State enterprises under Ministry of Foreign Affairs ownership receive annual budget transfers to cover costs their own revenues do not meet — the pattern that shields enterprises from the discipline every private firm faces.
Roughly 229 Ft per taxpayer per year — 915 million Ft to state-owned companies that would need to restructure, reprice, or be sold if they were not insulated by this annual transfer.
What you see — and what you don't
The seen: the state-owned companies that continue operating on their current terms, with the budget filling the gap between revenues and costs. The unseen: the private competitor that covers its costs from what customers voluntarily pay — and whose tax contributes to the transfer that subsidises the rival it cannot undercut.
Objection
"State enterprises serve functions the market won't provide — without the transfer they close and the function is lost."
Answer
If the transfer is removed and the company cannot cover its costs, the question is whether to restructure it, sell it, or close it — not whether to continue the subsidy indefinitely. Each of those options is available through ordinary commercial and legal channels.
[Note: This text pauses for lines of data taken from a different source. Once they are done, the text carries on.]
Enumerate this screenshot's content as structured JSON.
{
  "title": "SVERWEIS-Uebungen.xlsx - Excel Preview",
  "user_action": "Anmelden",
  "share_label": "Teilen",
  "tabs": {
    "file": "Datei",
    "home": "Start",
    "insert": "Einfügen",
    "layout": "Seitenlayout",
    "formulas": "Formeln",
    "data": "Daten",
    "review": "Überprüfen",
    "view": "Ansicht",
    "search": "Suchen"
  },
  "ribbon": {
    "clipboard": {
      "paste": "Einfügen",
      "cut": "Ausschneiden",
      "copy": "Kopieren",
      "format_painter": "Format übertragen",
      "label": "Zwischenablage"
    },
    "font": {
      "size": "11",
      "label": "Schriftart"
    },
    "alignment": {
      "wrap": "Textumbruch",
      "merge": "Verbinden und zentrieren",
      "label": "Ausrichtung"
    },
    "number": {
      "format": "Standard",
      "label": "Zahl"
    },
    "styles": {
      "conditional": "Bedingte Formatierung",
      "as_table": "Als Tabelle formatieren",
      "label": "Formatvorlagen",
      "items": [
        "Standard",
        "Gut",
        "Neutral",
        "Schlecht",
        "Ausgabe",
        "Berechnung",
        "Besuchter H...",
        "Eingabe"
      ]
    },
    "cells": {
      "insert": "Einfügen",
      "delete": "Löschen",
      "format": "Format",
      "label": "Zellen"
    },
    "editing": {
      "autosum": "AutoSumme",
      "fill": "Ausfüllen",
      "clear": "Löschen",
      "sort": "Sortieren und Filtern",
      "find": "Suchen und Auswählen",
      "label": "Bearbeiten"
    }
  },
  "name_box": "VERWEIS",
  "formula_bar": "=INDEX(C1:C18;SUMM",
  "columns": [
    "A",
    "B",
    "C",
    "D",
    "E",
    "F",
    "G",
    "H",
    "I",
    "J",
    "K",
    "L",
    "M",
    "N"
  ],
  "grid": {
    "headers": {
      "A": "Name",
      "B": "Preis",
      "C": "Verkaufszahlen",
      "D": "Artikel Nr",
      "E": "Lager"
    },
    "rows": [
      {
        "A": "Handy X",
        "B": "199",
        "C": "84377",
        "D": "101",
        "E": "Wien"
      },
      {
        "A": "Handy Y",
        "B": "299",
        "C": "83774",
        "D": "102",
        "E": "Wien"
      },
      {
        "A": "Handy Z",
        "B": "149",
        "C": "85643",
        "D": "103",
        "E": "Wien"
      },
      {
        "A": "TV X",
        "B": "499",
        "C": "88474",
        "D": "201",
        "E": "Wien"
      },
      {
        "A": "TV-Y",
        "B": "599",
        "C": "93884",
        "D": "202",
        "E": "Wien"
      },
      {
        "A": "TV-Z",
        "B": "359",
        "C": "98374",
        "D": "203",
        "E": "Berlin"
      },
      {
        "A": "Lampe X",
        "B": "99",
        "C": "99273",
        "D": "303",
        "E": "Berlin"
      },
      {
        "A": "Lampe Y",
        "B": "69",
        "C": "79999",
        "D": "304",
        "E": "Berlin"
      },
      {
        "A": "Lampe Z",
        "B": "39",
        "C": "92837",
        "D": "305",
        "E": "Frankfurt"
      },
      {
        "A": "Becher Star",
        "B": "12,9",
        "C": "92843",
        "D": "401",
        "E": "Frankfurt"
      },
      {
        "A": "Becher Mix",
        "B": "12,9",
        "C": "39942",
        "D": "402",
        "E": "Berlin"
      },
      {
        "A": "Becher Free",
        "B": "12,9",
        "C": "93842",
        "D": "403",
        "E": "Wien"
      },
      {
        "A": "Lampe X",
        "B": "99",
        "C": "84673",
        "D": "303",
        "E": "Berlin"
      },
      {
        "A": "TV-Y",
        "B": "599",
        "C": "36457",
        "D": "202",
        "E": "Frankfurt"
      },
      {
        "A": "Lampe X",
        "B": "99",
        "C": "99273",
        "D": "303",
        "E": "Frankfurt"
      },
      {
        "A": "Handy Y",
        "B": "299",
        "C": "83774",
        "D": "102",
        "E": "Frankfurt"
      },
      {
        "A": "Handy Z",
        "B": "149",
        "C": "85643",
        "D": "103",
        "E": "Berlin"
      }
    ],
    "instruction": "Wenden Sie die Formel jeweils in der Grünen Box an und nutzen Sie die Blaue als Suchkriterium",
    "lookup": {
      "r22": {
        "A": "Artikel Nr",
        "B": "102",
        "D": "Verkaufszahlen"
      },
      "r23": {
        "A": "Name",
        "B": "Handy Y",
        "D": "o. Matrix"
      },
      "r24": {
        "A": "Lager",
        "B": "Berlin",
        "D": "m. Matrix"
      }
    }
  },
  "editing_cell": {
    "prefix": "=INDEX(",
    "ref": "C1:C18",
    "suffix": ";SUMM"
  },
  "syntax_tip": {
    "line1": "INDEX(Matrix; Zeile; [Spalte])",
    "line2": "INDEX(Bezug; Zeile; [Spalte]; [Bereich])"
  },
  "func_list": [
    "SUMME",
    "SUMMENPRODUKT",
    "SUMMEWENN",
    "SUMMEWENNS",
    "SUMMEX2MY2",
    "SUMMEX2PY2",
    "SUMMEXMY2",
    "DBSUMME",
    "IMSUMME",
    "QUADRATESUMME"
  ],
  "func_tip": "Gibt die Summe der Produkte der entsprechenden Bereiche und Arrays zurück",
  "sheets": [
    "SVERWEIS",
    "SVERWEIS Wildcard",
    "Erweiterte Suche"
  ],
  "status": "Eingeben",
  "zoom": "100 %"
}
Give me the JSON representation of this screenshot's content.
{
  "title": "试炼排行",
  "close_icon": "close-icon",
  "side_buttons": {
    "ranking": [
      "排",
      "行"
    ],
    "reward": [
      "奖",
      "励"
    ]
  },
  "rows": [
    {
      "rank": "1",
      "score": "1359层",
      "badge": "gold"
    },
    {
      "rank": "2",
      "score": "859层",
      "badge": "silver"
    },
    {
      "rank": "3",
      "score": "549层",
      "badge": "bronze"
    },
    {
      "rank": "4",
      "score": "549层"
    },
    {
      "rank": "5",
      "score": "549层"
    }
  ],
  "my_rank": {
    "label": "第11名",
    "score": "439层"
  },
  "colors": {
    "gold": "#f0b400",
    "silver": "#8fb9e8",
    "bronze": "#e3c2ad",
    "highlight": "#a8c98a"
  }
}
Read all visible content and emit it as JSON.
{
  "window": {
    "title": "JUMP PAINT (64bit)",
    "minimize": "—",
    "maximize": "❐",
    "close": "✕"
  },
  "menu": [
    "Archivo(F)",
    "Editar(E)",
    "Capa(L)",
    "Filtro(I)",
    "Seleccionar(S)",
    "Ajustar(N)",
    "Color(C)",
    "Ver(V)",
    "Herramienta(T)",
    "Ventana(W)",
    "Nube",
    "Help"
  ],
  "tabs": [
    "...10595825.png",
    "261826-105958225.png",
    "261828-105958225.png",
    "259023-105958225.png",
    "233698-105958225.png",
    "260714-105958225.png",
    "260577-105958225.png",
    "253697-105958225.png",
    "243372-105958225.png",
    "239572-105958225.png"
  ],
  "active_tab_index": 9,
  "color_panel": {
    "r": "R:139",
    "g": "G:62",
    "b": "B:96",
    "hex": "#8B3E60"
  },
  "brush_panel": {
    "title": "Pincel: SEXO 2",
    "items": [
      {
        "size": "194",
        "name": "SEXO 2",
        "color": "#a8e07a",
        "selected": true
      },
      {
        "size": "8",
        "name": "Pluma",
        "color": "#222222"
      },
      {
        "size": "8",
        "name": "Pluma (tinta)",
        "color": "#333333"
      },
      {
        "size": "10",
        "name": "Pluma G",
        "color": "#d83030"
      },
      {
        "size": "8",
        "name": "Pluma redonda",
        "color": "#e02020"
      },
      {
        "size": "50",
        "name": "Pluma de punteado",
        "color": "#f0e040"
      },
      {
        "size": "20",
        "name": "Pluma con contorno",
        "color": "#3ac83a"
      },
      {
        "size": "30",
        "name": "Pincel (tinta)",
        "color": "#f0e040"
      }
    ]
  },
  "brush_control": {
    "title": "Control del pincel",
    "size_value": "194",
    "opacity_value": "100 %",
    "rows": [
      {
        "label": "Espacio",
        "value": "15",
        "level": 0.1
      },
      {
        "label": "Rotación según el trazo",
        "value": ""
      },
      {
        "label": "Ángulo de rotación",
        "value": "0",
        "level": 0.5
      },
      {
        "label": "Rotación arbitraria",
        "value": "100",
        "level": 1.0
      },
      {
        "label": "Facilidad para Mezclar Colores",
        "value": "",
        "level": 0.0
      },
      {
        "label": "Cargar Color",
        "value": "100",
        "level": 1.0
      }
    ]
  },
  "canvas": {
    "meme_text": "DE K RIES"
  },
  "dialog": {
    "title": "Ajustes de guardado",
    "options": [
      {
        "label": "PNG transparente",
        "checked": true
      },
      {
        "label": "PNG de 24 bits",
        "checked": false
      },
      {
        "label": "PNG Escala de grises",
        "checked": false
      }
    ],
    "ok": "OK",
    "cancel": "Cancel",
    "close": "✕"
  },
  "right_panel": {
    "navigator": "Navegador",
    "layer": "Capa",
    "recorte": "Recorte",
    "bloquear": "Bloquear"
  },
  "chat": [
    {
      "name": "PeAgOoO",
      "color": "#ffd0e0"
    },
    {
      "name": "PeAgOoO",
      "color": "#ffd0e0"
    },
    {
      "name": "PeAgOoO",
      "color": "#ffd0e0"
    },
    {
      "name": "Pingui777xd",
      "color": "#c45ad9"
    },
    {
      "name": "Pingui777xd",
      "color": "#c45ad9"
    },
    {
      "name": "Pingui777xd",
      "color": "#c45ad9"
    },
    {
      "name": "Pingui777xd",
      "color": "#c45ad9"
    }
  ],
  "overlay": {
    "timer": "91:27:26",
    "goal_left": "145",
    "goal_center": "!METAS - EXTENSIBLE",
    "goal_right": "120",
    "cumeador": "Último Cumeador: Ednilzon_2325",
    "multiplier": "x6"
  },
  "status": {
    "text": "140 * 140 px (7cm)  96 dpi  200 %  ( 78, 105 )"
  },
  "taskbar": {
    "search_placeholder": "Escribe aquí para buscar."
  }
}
The broader privatisation track addresses the ownership question; the transfer line closing is what forces it onto the agenda.
Share if you think state-owned companies should cover their costs or be restructured, not propped up by annual budget transfers.
The analyst's verdict
Resource Allocations to Other State Enterprises under Ministry Ownership
Rationale
This line transfers operating and capital resources to commercial companies the ministry owns. A state enterprise that requires an annual resource transfer from the budget to function is, by that fact, not covering its costs from what its customers voluntarily pay — the soft-budget-constraint pattern again. The transfer crowds out productive capital and shields the enterprise from the discipline that would otherwise force it to reprice, restructure, or be sold. The amount is small, but the principle scales: a budget transfer to a state-owned commercial company is a candidate for elimination, with the underlying ownership question — whether the state should hold these companies at all — referred to the broader privatisation track. Closing the transfer line forces the question.
Transition mechanism
Eliminate the budget transfer in the 2026 cycle. The companies must cover costs from revenue or be restructured or divested; this is the same discipline a private firm faces.
Affected groups
The state enterprises receiving the transfer and their employees; the resolution depends on each company's underlying commercial viability.